Dáil debates

Thursday, 21 May 2020

Outbreaks of Covid-19 in Meat Processing Plants: Statements

 

Photo of Bríd SmithBríd Smith (Dublin South Central, People Before Profit Alliance) | Oireachtas source

I will ask questions only of the Minister, Deputy Creed, because in the past I have found it a fruitless exercise to question the Minister, Deputy Humphreys. I want to address what I believe is the situation. I believe the Minister has failed utterly to take seriously any warnings from Deputies in the House, to investigate them or to enforce basic health and safety regulations in the largest meat processors in the State. The figures are quite breathtaking. There are 16 clusters and this week, Dr. Colm Henry told us that 860 workers are infected. The repeated attempt to state that 55% to 60% of them have returned to work is an attempt to minimise this stark statistic.

On 30 April, the Minister was asked in the House about the situation in certain meat plants. At the time he knew there were six clusters and that hundreds of workers were infected but he spent most of his time speaking about the supports and the capital and investment grants the Government was making available to the wider industry. His key contribution was to state, "Our primary concern was to make sure that as we approach peak production, we keep processing capacity functioning". To Deputy Stanley, the Minister said he did not want the message to go out that the factories were letting in the virus and letting it spread. To Deputy Paul Murphy, he said that it was certainly not the case, on the basis of information available to him, that unsafe practices were taking place. The Minister also said this is a pandemic and people get infected by one source or another. Despite examples from Deputies he continued to defend these plants. The Minister also stated there was nothing to suggest that the allegation that there were risks because of unsafe practices was actually true. He stated it was a smear tactic dressed up as a concern, which was regrettable. Today he has reiterated that the protection of public health has to be our overriding concern. The Minister's chief concern then and now is to defend the owners of the major industries, such as the likes of Larry Goodman with his €170 million profits per annum, Dawn Meats and Liffey Meats. All of the big beef processors are being defended in disguise in here.

On 6 May, the study from the US showed that wherever there are clusters in meat plants, within a 15-mile radius the community is twice as badly affected as other areas of the country. The HSE needs to investigate that study, apply it to where meat plants are located in this country and check out what is happening with the communities around them. On 8 May, we found that there are 566 cases of Covid in ten clusters in meat processing facilities. Dr. Ronan Glynn, deputy chief medical officer, had told us that of all workplace clusters, the meat industry is by far the worst. We are three weeks on from the Minister's defence of the meat factory owners, when he more or less said that if people get infected one way or the other, it is nobody's fault, not his, not that of the Minister, Deputy Humphreys, nor that of the Minister, Deputy Harris.
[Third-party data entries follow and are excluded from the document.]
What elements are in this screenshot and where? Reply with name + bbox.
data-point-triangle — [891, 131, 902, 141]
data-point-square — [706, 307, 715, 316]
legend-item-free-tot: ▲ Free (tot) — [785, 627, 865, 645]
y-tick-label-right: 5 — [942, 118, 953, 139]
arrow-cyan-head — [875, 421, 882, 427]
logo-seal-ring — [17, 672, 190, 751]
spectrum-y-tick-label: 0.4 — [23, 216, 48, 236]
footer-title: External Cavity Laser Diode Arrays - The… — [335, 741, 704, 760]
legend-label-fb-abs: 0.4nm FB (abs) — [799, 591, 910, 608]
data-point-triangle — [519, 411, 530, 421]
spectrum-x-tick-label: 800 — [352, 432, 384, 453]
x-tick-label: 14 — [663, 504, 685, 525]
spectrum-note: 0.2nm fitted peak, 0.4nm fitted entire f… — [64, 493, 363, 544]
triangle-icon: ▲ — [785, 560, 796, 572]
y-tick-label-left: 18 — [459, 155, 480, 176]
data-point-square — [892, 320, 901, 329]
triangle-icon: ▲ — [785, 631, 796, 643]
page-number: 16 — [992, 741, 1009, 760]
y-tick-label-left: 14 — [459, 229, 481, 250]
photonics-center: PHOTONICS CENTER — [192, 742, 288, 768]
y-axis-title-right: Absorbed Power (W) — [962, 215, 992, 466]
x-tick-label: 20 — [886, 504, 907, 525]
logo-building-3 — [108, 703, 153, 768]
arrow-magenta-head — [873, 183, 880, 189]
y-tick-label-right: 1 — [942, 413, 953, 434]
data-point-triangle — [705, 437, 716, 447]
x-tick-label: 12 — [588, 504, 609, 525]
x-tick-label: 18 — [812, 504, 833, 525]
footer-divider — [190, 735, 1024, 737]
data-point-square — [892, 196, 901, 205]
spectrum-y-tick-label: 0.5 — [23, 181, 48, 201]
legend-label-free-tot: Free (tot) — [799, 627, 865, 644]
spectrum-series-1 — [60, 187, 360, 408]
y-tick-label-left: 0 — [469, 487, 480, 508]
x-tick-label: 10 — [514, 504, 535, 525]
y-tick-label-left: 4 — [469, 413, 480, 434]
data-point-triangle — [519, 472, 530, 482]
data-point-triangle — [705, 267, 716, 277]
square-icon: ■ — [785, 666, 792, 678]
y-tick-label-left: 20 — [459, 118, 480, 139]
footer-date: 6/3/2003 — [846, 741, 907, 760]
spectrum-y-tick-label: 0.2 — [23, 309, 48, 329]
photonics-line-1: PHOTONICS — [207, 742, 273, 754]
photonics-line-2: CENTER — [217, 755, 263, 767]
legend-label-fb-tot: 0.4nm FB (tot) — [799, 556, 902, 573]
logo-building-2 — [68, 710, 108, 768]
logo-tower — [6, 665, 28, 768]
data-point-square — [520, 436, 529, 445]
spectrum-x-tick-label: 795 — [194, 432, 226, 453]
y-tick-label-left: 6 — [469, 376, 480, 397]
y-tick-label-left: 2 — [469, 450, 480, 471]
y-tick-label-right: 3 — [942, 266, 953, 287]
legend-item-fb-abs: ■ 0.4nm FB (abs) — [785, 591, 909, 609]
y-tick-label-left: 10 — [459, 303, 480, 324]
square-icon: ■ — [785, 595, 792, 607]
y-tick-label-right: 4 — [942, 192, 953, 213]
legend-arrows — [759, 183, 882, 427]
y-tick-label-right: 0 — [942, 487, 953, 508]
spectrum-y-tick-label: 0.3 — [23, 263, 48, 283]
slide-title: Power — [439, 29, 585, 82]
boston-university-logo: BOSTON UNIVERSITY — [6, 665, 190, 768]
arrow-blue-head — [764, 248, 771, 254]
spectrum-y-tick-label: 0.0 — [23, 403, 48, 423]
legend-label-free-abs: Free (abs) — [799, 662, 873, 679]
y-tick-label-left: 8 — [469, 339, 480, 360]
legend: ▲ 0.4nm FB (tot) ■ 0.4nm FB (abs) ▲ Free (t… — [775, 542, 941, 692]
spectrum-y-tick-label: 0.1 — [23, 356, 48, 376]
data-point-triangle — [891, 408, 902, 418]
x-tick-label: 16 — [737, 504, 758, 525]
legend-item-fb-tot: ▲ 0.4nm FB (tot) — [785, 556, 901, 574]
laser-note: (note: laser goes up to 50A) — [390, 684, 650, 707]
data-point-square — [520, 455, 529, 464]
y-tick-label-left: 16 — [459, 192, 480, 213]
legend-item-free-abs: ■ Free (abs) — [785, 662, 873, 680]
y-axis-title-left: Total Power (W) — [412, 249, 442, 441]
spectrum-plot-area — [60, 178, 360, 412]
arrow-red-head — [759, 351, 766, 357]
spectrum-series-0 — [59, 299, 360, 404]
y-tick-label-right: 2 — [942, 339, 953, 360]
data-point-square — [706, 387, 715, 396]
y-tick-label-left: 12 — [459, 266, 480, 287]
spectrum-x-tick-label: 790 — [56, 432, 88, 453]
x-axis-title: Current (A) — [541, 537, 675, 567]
Perhaps it is their own fault, as was suggested in respect of another cohort of unfortunates who were infected in clusters in direct provision. Perhaps it is their own fault because they were in unsafe work practices. I want the Minister to tell us today whether his primary concern is for the health of the workers and the safety of the community. Will he now apologise for misleading this House three weeks ago and will he apologise to those 800-plus workers who have suffered because all the regulatory bodies in this country have failed them? The priority was really on the needs of the big beef barons to export the meat they were producing. I call on the Minister now to do what the Migrant Rights Centre Ireland is calling for and close those meat plants where clusters exist, to allow for deep cleaning and realignment in those factories, and to allow for safe practices to exist. If the HSA will not tell the Minister, Deputy Humphreys, what meat plants it has examined, perhaps it will tell the Minister, Deputy Creed.